About a quarter of patients with Parkinson's have MCI, and higher rates have been reported with more advanced disease severity. Some work has suggested that PD-MCI also predicts conversion to dementia.
Researchers also believe the MCI seen in Parkinson's is different from that involved in Alzheimer's disease: it appears to affect executive function rather than memory.
However, the jury is still out on PD-MCI, as results regarding the cognitive profile of patients with Parkinson's have been variable and have come from small studies. Indeed, the Movement Disorders Society's most recent (2012) guidelines on diagnosing MCI in patients with Parkinson's caution that its criteria will require validation and will likely be refined with additional research.
To further clarify the issue, Kalbe and colleagues conducted the LANDSCAPE Study, a multicenter, prospective observational trial of 269 patients with PD-MCI -- the largest number of prospectively recruited patients with PD-MCI to date, the researchers said.
About two-thirds of patients with PD-MCI had executive impairment (65.3%), followed by visuospatial (36.3%), memory (33.5%), attention (25.8%), and language impairment (6.5%).
After non-amnestic single domain MCI, the largest subtypes of participants were amnestic multiple domain (30.5%), non-amnestic multiple domain (23.4%), and amnestic single domain (6.7%).
The tests most frequently impaired were the Modified Card Scoring Test (MCST) (number of categories 43.5%), the digit span backwards (36.1%), and the word list direct recall (31.2%).
Regression analyses showed that lower global cognition, female gender, and higher age predicted PD-MCI subtypes -- but education and disease-related parameters did not.
"Our finding that executive dysfunctions are the most typical cognitive symptom in PD-MCI is in line with recent reviews and original studies and reflects the fact that the 'cognitive' frontostriatal loop projecting from the dorsal striatum to the dorsolateral prefrontal cortex, which is related to executive functions, is affected early in patients with PD," the researchers wrote. "Likewise, executive dysfunctions are most typical in newly diagnosed, drug-naïve patients with PD."

Kalbe and co-authors did acknowledge, however, that some studies have shown memory to be most frequently impacted in Parkinson's, and this could be due to methodological differences in studies, or it may reflect different neuropathological pathways that suggest different subtypes of Parkinson's disease.

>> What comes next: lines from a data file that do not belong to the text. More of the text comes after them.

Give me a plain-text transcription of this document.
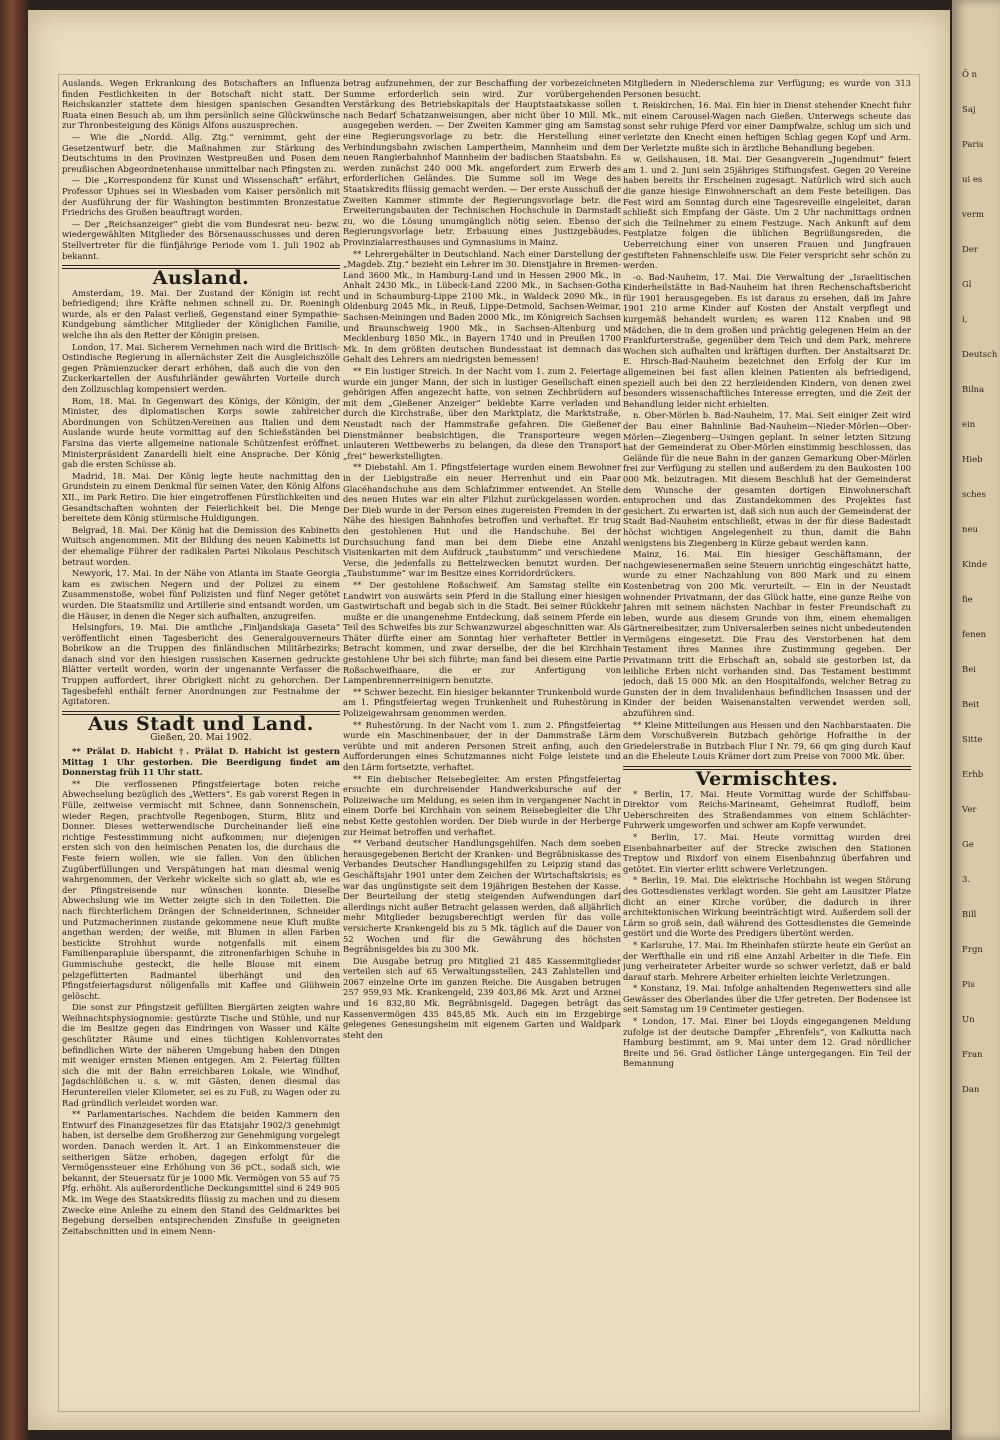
Auslands. Wegen Erkrankung des Botschafters an Influenza finden Festlichkeiten in der Botschaft nicht statt. Der Reichskanzler stattete dem hiesigen spanischen Gesandten Ruata einen Besuch ab, um ihm persönlich seine Glückwünsche zur Thronbesteigung des Königs Alfons auszusprechen.

— Wie die „Nordd. Allg. Ztg.“ vernimmt, geht der Gesetzentwurf betr. die Maßnahmen zur Stärkung des Deutschtums in den Provinzen Westpreußen und Posen dem preußischen Abgeordnetenhause unmittelbar nach Pfingsten zu.

— Die „Korrespondenz für Kunst und Wissenschaft“ erfährt, Professor Uphues sei in Wiesbaden vom Kaiser persönlich mit der Ausführung der für Washington bestimmten Bronzestatue Friedrichs des Großen beauftragt worden.

— Der „Reichsanzeiger“ giebt die vom Bundesrat neu- bezw. wiedergewählten Mitglieder des Börsenausschusses und deren Stellvertreter für die fünfjährige Periode vom 1. Juli 1902 ab bekannt.

Ausland.

Amsterdam, 19. Mai. Der Zustand der Königin ist recht befriedigend; ihre Kräfte nehmen schnell zu. Dr. Roeningh wurde, als er den Palast verließ, Gegenstand einer Sympathie-Kundgebung sämtlicher Mitglieder der Königlichen Familie, welche ihn als den Retter der Königin preisen.

London, 17. Mai. Sicherem Vernehmen nach wird die Britisch-Ostindische Regierung in allernächster Zeit die Ausgleichszölle gegen Prämienzucker derart erhöhen, daß auch die von den Zuckerkartellen der Ausfuhrländer gewährten Vorteile durch den Zollzuschlag kompensiert werden.

Rom, 18. Mai. In Gegenwart des Königs, der Königin, der Minister, des diplomatischen Korps sowie zahlreicher Abordnungen von Schützen-Vereinen aus Italien und dem Auslande wurde heute vormittag auf den Schießständen bei Farsina das vierte allgemeine nationale Schützenfest eröffnet. Ministerpräsident Zanardelli hielt eine Ansprache. Der König gab die ersten Schüsse ab.

Madrid, 18. Mai. Der König legte heute nachmittag den Grundstein zu einem Denkmal für seinen Vater, den König Alfons XII., im Park Retiro. Die hier eingetroffenen Fürstlichkeiten und Gesandtschaften wohnten der Feierlichkeit bei. Die Menge bereitete dem König stürmische Huldigungen.

Belgrad, 18. Mai. Der König hat die Demission des Kabinetts Wuitsch angenommen. Mit der Bildung des neuen Kabinetts ist der ehemalige Führer der radikalen Partei Nikolaus Peschitsch betraut worden.

Newyork, 17. Mai. In der Nähe von Atlanta im Staate Georgia kam es zwischen Negern und der Polizei zu einem Zusammenstoße, wobei fünf Polizisten und fünf Neger getötet wurden. Die Staatsmiliz und Artillerie sind entsandt worden, um die Häuser, in denen die Neger sich aufhalten, anzugreifen.

Helsingfors, 19. Mai. Die amtliche „Finljandskaja Gaseta“ veröffentlicht einen Tagesbericht des Generalgouverneurs Bobrikow an die Truppen des finländischen Militärbezirks; danach sind vor den hiesigen russischen Kasernen gedruckte Blätter verteilt worden, worin der ungenannte Verfasser die Truppen auffordert, ihrer Obrigkeit nicht zu gehorchen. Der Tagesbefehl enthält ferner Anordnungen zur Festnahme der Agitatoren.

Aus Stadt und Land.
Gießen, 20. Mai 1902.

** Prälat D. Habicht †. Prälat D. Habicht ist gestern Mittag 1 Uhr gestorben. Die Beerdigung findet am Donnerstag früh 11 Uhr statt.

** Die verflossenen Pfingstfeiertage boten reiche Abwechselung bezüglich des „Wetters“. Es gab vorerst Regen in Fülle, zeitweise vermischt mit Schnee, dann Sonnenschein, wieder Regen, prachtvolle Regenbogen, Sturm, Blitz und Donner. Dieses wetterwendische Durcheinander ließ eine richtige Festesstimmung nicht aufkommen; nur diejenigen ersten sich von den heimischen Penaten los, die durchaus die Feste feiern wollen, wie sie fallen. Von den üblichen Zugüberfüllungen und Verspätungen hat man diesmal wenig wahrgenommen, der Verkehr wickelte sich so glatt ab, wie es der Pfingstreisende nur wünschen konnte. Dieselbe Abwechslung wie im Wetter zeigte sich in den Toiletten. Die nach fürchterlichem Drängen der Schneiderinnen, Schneider und Putzmacherinnen zustande gekommene neue Kluft mußte angethan werden; der weiße, mit Blumen in allen Farben bestickte Strohhut wurde notgenfalls mit einem Familienparapluie überspannt, die zitronenfarbigen Schuhe in Gummischuhe gesteckt, die helle Blouse mit einem pelzgefütterten Radmantel überhängt und den Pfingstfeiertagsdurst nöligenfalls mit Kaffee und Glühwein gelöscht.

Die sonst zur Pfingstzeit gefüllten Biergärten zeigten wahre Weihnachtsphysiognomie: gestürzte Tische und Stühle, und nur die im Besitze gegen das Eindringen von Wasser und Kälte geschützter Räume und eines tüchtigen Kohlenvorrates befindlichen Wirte der näheren Umgebung haben den Dingen mit weniger ernsten Mienen entgegen. Am 2. Feiertag füllten sich die mit der Bahn erreichbaren Lokale, wie Windhof, Jagdschlößchen u. s. w. mit Gästen, denen diesmal das Heruntereilen vieler Kilometer, sei es zu Fuß, zu Wagen oder zu Rad gründlich verleidet worden war.

** Parlamentarisches. Nachdem die beiden Kammern den Entwurf des Finanzgesetzes für das Etatsjahr 1902/3 genehmigt haben, ist derselbe dem Großherzog zur Genehmigung vorgelegt worden. Danach werden lt. Art. 1 an Einkommensteuer die seitherigen Sätze erhoben, dagegen erfolgt für die Vermögenssteuer eine Erhöhung von 36 pCt., sodaß sich, wie bekannt, der Steuersatz für je 1000 Mk. Vermögen von 55 auf 75 Pfg. erhöht. Als außerordentliche Deckungsmittel sind 6 249 905 Mk. im Wege des Staatskredits flüssig zu machen und zu diesem Zwecke eine Anleihe zu einem den Stand des Geldmarktes bei Begebung derselben entsprechenden Zinsfuße in geeigneten Zeitabschnitten und in einem Nenn-

betrag aufzunehmen, der zur Beschaffung der vorbezeichneten Summe erforderlich sein wird. Zur vorübergehenden Verstärkung des Betriebskapitals der Hauptstaatskasse sollen nach Bedarf Schatzanweisungen, aber nicht über 10 Mill. Mk., ausgegeben werden. — Der Zweiten Kammer ging am Samstag eine Regierungsvorlage zu betr. die Herstellung einer Verbindungsbahn zwischen Lampertheim, Mannheim und dem neuen Rangierbahnhof Mannheim der badischen Staatsbahn. Es werden zunächst 240 000 Mk. angefordert zum Erwerb des erforderlichen Geländes. Die Summe soll im Wege des Staatskredits flüssig gemacht werden. — Der erste Ausschuß der Zweiten Kammer stimmte der Regierungsvorlage betr. die Erweiterungsbauten der Technischen Hochschule in Darmstadt zu, wo die Lösung unumgänglich nötig seien. Ebenso der Regierungsvorlage betr. Erbauung eines Justizgebäudes, Provinzialarresthauses und Gymnasiums in Mainz.

** Lehrergehälter in Deutschland. Nach einer Darstellung der „Magdeb. Ztg.“ bezieht ein Lehrer im 30. Dienstjahre in Bremen-Land 3600 Mk., in Hamburg-Land und in Hessen 2900 Mk., in Anhalt 2430 Mk., in Lübeck-Land 2200 Mk., in Sachsen-Gotha und in Schaumburg-Lippe 2100 Mk., in Waldeck 2090 Mk., in Oldenburg 2045 Mk., in Reuß, Lippe-Detmold, Sachsen-Weimar, Sachsen-Meiningen und Baden 2000 Mk., im Königreich Sachsen und Braunschweig 1900 Mk., in Sachsen-Altenburg und Mecklenburg 1850 Mk., in Bayern 1740 und in Preußen 1700 Mk. In dem größten deutschen Bundesstaat ist demnach das Gehalt des Lehrers am niedrigsten bemessen!

** Ein lustiger Streich. In der Nacht vom 1. zum 2. Feiertage wurde ein junger Mann, der sich in lustiger Gesellschaft einen gehörigen Affen angezecht hatte, von seinen Zechbrüdern auf mit dem „Gießener Anzeiger“ beklebte Karre verladen und durch die Kirchstraße, über den Marktplatz, die Marktstraße, Neustadt nach der Hammstraße gefahren. Die Gießener Dienstmänner beabsichtigen, die Transporteure wegen unlauteren Wettbewerbs zu belangen, da diese den Transport „frei“ bewerkstelligten.

** Diebstahl. Am 1. Pfingstfeiertage wurden einem Bewohner in der Liebigstraße ein neuer Herrenhut und ein Paar Glacéhandschuhe aus dem Schlafzimmer entwendet. An Stelle des neuen Hutes war ein alter Filzhut zurückgelassen worden. Der Dieb wurde in der Person eines zugereisten Fremden in der Nähe des hiesigen Bahnhofes betroffen und verhaftet. Er trug den gestohlenen Hut und die Handschuhe. Bei der Durchsuchung fand man bei dem Diebe eine Anzahl Visitenkarten mit dem Aufdruck „taubstumm“ und verschiedene Verse, die jedenfalls zu Bettelzwecken benutzt wurden. Der „Taubstumme“ war im Besitze eines Korridordrückers.

** Der gestohlene Roßschweif. Am Samstag stellte ein Landwirt von auswärts sein Pferd in die Stallung einer hiesigen Gastwirtschaft und begab sich in die Stadt. Bei seiner Rückkehr mußte er die unangenehme Entdeckung, daß seinem Pferde ein Teil des Schweifes bis zur Schwanzwurzel abgeschnitten war. Als Thäter dürfte einer am Sonntag hier verhafteter Bettler in Betracht kommen, und zwar derselbe, der die bei Kirchhain gestohlene Uhr bei sich führte; man fand bei diesem eine Partie Roßschweifhaare, die er zur Anfertigung von Lampenbrennerreinigern benutzte.

** Schwer bezecht. Ein hiesiger bekannter Trunkenbold wurde am 1. Pfingstfeiertag wegen Trunkenheit und Ruhestörung in Polizeigewahrsam genommen werden.

** Ruhestörung. In der Nacht vom 1. zum 2. Pfingstfeiertag wurde ein Maschinenbauer, der in der Dammstraße Lärm verübte und mit anderen Personen Streit anfing, auch den Aufforderungen eines Schutzmannes nicht Folge leistete und den Lärm fortsetzte, verhaftet.

** Ein diebischer Reisebegleiter. Am ersten Pfingstfeiertag ersuchte ein durchreisender Handwerksbursche auf der Polizeiwache um Meldung, es seien ihm in vergangener Nacht in einem Dorfe bei Kirchhain von seinem Reisebegleiter die Uhr nebst Kette gestohlen worden. Der Dieb wurde in der Herberge zur Heimat betroffen und verhaftet.

** Verband deutscher Handlungsgehilfen. Nach dem soeben herausgegebenen Bericht der Kranken- und Begräbniskasse des Verbandes Deutscher Handlungsgehilfen zu Leipzig stand das Geschäftsjahr 1901 unter dem Zeichen der Wirtschaftskrisis; es war das ungünstigste seit dem 19jährigen Bestehen der Kasse. Der Beurteilung der stetig steigenden Aufwendungen darf allerdings nicht außer Betracht gelassen werden, daß alljährlich mehr Mitglieder bezugsberechtigt werden für das volle versicherte Krankengeld bis zu 5 Mk. täglich auf die Dauer von 52 Wochen und für die Gewährung des höchsten Begräbnisgeldes bis zu 300 Mk.

Die Ausgabe betrug pro Mitglied 21 485 Kassenmitglieder verteilen sich auf 65 Verwaltungsstellen, 243 Zahlstellen und 2067 einzelne Orte im ganzen Reiche. Die Ausgaben betrugen 257 959,93 Mk. Krankengeld, 239 403,86 Mk. Arzt und Arznei und 16 832,80 Mk. Begräbnisgeld. Dagegen beträgt das Kassenvermögen 435 845,85 Mk. Auch ein im Erzgebirge gelegenes Genesungsheim mit eigenem Garten und Waldpark steht den

Mitgliedern in Niederschlema zur Verfügung; es wurde von 313 Personen besucht.

t. Reiskirchen, 16. Mai. Ein hier in Dienst stehender Knecht fuhr mit einem Carousel-Wagen nach Gießen. Unterwegs scheute das sonst sehr ruhige Pferd vor einer Dampfwalze, schlug um sich und verletzte den Knecht einen heftigen Schlag gegen Kopf und Arm. Der Verletzte mußte sich in ärztliche Behandlung begeben.

w. Geilshausen, 18. Mai. Der Gesangverein „Jugendmut“ feiert am 1. und 2. Juni sein 25jähriges Stiftungsfest. Gegen 20 Vereine haben bereits ihr Erscheinen zugesagt. Natürlich wird sich auch die ganze hiesige Einwohnerschaft an dem Feste beteiligen. Das Fest wird am Sonntag durch eine Tagesreveille eingeleitet, daran schließt sich Empfang der Gäste. Um 2 Uhr nachmittags ordnen sich die Teilnehmer zu einem Festzuge. Nach Ankunft auf dem Festplatze folgen die üblichen Begrüßungsreden, die Ueberreichung einer von unseren Frauen und Jungfrauen gestifteten Fahnenschleife usw. Die Feier verspricht sehr schön zu werden.

-o. Bad-Nauheim, 17. Mai. Die Verwaltung der „Israelitischen Kinderheilstätte in Bad-Nauheim hat ihren Rechenschaftsbericht für 1901 herausgegeben. Es ist daraus zu ersehen, daß im Jahre 1901 210 arme Kinder auf Kosten der Anstalt verpflegt und kurgemäß behandelt wurden; es waren 112 Knaben und 98 Mädchen, die in dem großen und prächtig gelegenen Heim an der Frankfurterstraße, gegenüber dem Teich und dem Park, mehrere Wochen sich aufhalten und kräftigen durften. Der Anstaltsarzt Dr. E. Hirsch-Bad-Nauheim bezeichnet den Erfolg der Kur im allgemeinen bei fast allen kleinen Patienten als befriedigend, speziell auch bei den 22 herzleidenden Kindern, von denen zwei besonders wissenschaftliches Interesse erregten, und die Zeit der Behandlung leider nicht erhielten.

n. Ober-Mörlen b. Bad-Nauheim, 17. Mai. Seit einiger Zeit wird der Bau einer Bahnlinie Bad-Nauheim—Nieder-Mörlen—Ober-Mörlen—Ziegenberg—Usingen geplant. In seiner letzten Sitzung hat der Gemeinderat zu Ober-Mörlen einstimmig beschlossen, das Gelände für die neue Bahn in der ganzen Gemarkung Ober-Mörlen frei zur Verfügung zu stellen und außerdem zu den Baukosten 100 000 Mk. beizutragen. Mit diesem Beschluß hat der Gemeinderat dem Wunsche der gesamten dortigen Einwohnerschaft entsprochen und das Zustandekommen des Projektes fast gesichert. Zu erwarten ist, daß sich nun auch der Gemeinderat der Stadt Bad-Nauheim entschließt, etwas in der für diese Badestadt höchst wichtigen Angelegenheit zu thun, damit die Bahn wenigstens bis Ziegenberg in Kürze gebaut werden kann.

Mainz, 16. Mai. Ein hiesiger Geschäftsmann, der nachgewiesenermaßen seine Steuern unrichtig eingeschätzt hatte, wurde zu einer Nachzahlung von 800 Mark und zu einem Kostenbetrag von 200 Mk. verurteilt. — Ein in der Neustadt wohnender Privatmann, der das Glück hatte, eine ganze Reihe von Jahren mit seinem nächsten Nachbar in fester Freundschaft zu leben, wurde aus diesem Grunde von ihm, einem ehemaligen Gärtnereibesitzer, zum Universalerben seines nicht unbedeutenden Vermögens eingesetzt. Die Frau des Verstorbenen hat dem Testament ihres Mannes ihre Zustimmung gegeben. Der Privatmann tritt die Erbschaft an, sobald sie gestorben ist, da leibliche Erben nicht vorhanden sind. Das Testament bestimmt jedoch, daß 15 000 Mk. an den Hospitalfonds, welcher Betrag zu Gunsten der in dem Invalidenhaus befindlichen Insassen und der Kinder der beiden Waisenanstalten verwendet werden soll, abzuführen sind.

** Kleine Mitteilungen aus Hessen und den Nachbarstaaten. Die dem Vorschußverein Butzbach gehörige Hofraithe in der Griedelerstraße in Butzbach Flur I Nr. 79, 66 qm ging durch Kauf an die Eheleute Louis Krämer dort zum Preise von 7000 Mk. über.

Vermischtes.

* Berlin, 17. Mai. Heute Vormittag wurde der Schiffsbau-Direktor vom Reichs-Marineamt, Geheimrat Rudloff, beim Ueberschreiten des Straßendammes von einem Schlächter-Fuhrwerk umgeworfen und schwer am Kopfe verwundet.

* Berlin, 17. Mai. Heute vormittag wurden drei Eisenbahnarbeiter auf der Strecke zwischen den Stationen Treptow und Rixdorf von einem Eisenbahnzug überfahren und getötet. Ein vierter erlitt schwere Verletzungen.

* Berlin, 19. Mai. Die elektrische Hochbahn ist wegen Störung des Gottesdienstes verklagt worden. Sie geht am Lausitzer Platze dicht an einer Kirche vorüber, die dadurch in ihrer architektonischen Wirkung beeinträchtigt wird. Außerdem soll der Lärm so groß sein, daß während des Gottesdienstes die Gemeinde gestört und die Worte des Predigers übertönt werden.

* Karlsruhe, 17. Mai. Im Rheinhafen stürzte heute ein Gerüst an der Werfthalle ein und riß eine Anzahl Arbeiter in die Tiefe. Ein jung verheirateter Arbeiter wurde so schwer verletzt, daß er bald darauf starb. Mehrere Arbeiter erhielten leichte Verletzungen.

* Konstanz, 19. Mai. Infolge anhaltenden Regenwetters sind alle Gewässer des Oberlandes über die Ufer getreten. Der Bodensee ist seit Samstag um 19 Centimeter gestiegen.

* London, 17. Mai. Einer bei Lloyds eingegangenen Meldung zufolge ist der deutsche Dampfer „Ehrenfels“, von Kalkutta nach Hamburg bestimmt, am 9. Mai unter dem 12. Grad nördlicher Breite und 56. Grad östlicher Länge untergegangen. Ein Teil der Bemannung

Ö n
Saj
Paris
ui es
verm
Der
Gl
i,
Deutsch
Bilna
ein
Hieb
sches
neu
Kinde
fie
fenen
Bei
Beit
Sitte
Erhb
Ver
Ge
3.
Bill
Frgn
Pis
Un
Fran
Dan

The team also noted that patients with the amnestic multiple domains subtype had the lowest performance in global cognitive scores, suggesting that these patients may be the most likely to go on to develop dementia.
"Predicting the [amnestic multiple domains PD-MCI subtype] with variables that are easily available in clinical routine could be useful, as this subtype scored lowest on global cognition and ... may thus be 'closest' to dementia." The researchers cautioned, however, that commonly used cognitive tests vary greatly in their sensitivity to detect dysfunction.
The study was limited because PD-MCI diagnosis was not based on the Movement Disorders Society criteria since those were not available when the study started, and because the small size of the amnestic single domain subtype may have confounded statistical comparisons between this and other subtypes.
Kalbe et al concluded that additional longitudinal data are needed to test the hypothesis that patients with PD-MCI with specific cognitive profiles have different risks for developing dementia.

The study was supported by Novartis, the International Parkinson Fonds, and the German Ministry for Education and Research.